Where I think this takes us is that it is only possible to understand and address the British situation by looking at it in international and historical context. We have to go beyond what I see as the platitudes of a red, green, republican recasting of politics. This sounds a bit like the sort of politics the centre-left in Italy have practiced under Berlusconi, constantly widening their politics post-PCI to the point no one really knows what they stand for beyond ‘good governance’; and as we have seen populism vs. good governance is never enough.
The politics of the left are clearly exhausted. ‘Left’ has become associated with tribalism and defining very set limits of the tribe and community to exclude wavers and ‘traitors’. Left and green politics are not automatic bedfellows which can be added together in a coalition of new politics. The left, as with neo-liberalism, stands firmly for modernity, for believing the human soul, condition and the planet can be endlessly recast for their political project. Part of where we stand now is in the midst of the disaster of the modernist utopia, which has taken us through Stalin’s death camps to the neo-liberal catastrophe.
We need an even wider realignment than David Marquand was suggesting: a realignment which addresses not just mind, but body and soul, which involves rationalism, activism and doing things, and emotionalism. Yet, again, all of this needs to be for a wider purpose. After socialism, social democracy’s retreat, and the watered down vision of ‘progressive politics’, what does a politics drawing from centre-left values look like, say and what is it called?
This is a critical crossroads. The ‘long boom’ of the late 1990s and 2000s is over, neo-liberalism has shown itself to be another god that failed, yet there has been no major recanting and apologies from any of the leading figures of neo-liberalism or its main institutions. There is, unlike the last systemic crisis of the 1970s, no clear, radical alternative set of ideas critiquing the existing economic, social and political order.
We stand on the brink of a second neo-liberal revolution, as the numerous crises are used by finance capitalism and markets to justify eating up and destroying the last vestiges and institutions of social democratic values, across the Euro zone and advanced capitalism. The response to this cannot be the traditional left one of resistance and defending the remnants of ‘welfare capitalism’. Therefore, we need to look to a new age of radicalism. We need an ecumenical, global conversation about the challenges facing humanity and the planet – from the impending eco-crisis, to the kind of society and economy we wish to live in, and how we address the concentrations of power which the market and state throws up.
I think we cannot just talk about processes and structures any more, or about narrow or even wider constitutional reform in the UK. Instead, we desperately need to have a conversation about values, the kind of values advanced capitalist societies should promote, embed and advance.

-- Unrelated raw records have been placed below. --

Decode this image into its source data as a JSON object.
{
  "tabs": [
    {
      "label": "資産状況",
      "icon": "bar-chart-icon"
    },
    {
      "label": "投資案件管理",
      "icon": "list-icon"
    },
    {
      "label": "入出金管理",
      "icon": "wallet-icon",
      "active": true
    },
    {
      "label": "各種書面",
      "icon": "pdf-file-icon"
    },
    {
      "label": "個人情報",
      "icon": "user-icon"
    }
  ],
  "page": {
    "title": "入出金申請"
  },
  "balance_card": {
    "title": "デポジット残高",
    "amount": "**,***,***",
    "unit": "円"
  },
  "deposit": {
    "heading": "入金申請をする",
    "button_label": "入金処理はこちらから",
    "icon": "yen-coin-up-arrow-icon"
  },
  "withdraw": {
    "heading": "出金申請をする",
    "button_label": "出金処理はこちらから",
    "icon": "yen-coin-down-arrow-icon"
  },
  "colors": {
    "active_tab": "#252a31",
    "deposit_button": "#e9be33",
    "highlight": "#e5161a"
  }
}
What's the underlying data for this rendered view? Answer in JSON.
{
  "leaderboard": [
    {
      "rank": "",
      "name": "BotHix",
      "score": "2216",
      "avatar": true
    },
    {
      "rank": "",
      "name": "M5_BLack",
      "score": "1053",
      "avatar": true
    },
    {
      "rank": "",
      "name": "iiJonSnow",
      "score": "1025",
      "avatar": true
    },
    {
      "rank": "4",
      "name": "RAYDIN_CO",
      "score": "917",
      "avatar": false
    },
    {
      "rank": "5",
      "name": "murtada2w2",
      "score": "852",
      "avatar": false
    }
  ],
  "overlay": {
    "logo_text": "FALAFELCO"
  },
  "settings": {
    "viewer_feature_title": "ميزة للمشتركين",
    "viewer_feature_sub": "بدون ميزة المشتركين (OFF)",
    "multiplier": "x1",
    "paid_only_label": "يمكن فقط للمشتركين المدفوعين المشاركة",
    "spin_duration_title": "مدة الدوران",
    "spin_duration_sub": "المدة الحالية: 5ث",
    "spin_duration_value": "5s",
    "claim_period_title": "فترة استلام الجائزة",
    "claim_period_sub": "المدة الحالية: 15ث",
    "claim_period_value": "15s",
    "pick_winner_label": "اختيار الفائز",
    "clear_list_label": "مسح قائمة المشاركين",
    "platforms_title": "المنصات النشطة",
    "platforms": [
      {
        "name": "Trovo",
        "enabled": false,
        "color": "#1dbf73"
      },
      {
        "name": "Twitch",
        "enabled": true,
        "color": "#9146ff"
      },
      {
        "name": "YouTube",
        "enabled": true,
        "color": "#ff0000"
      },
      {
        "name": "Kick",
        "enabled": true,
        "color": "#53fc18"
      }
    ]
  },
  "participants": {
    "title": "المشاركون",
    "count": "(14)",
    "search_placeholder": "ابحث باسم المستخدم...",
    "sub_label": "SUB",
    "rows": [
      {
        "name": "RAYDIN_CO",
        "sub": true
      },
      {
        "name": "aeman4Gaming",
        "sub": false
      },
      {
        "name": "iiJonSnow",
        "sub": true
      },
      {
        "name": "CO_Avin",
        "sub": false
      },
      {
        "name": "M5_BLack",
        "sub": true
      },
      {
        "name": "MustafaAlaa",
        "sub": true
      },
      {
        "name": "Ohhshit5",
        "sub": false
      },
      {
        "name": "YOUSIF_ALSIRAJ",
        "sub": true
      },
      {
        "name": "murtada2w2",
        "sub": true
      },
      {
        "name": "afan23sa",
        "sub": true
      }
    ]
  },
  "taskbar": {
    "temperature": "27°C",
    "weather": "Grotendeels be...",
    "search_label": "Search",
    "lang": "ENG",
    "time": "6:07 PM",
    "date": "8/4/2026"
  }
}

Central to all of this are two elements: firstly, what kind of story/stories do we want to advance as a society? Social democracy used to have a powerful, plausible story; neo-liberalism – like it or not – has a story with actors, motivation and plots which poses as ‘the official future’. Secondly, there has to be an account of the economy. For the last two decades the left has been in retreat on political economy, appeasing globalisation in return for a share of the goodies. This version of the economy has to address the role of growth, the limits of growth, redistribution and ecological sustainability. Without this I fear we await the second installment of the neo-liberal revolution.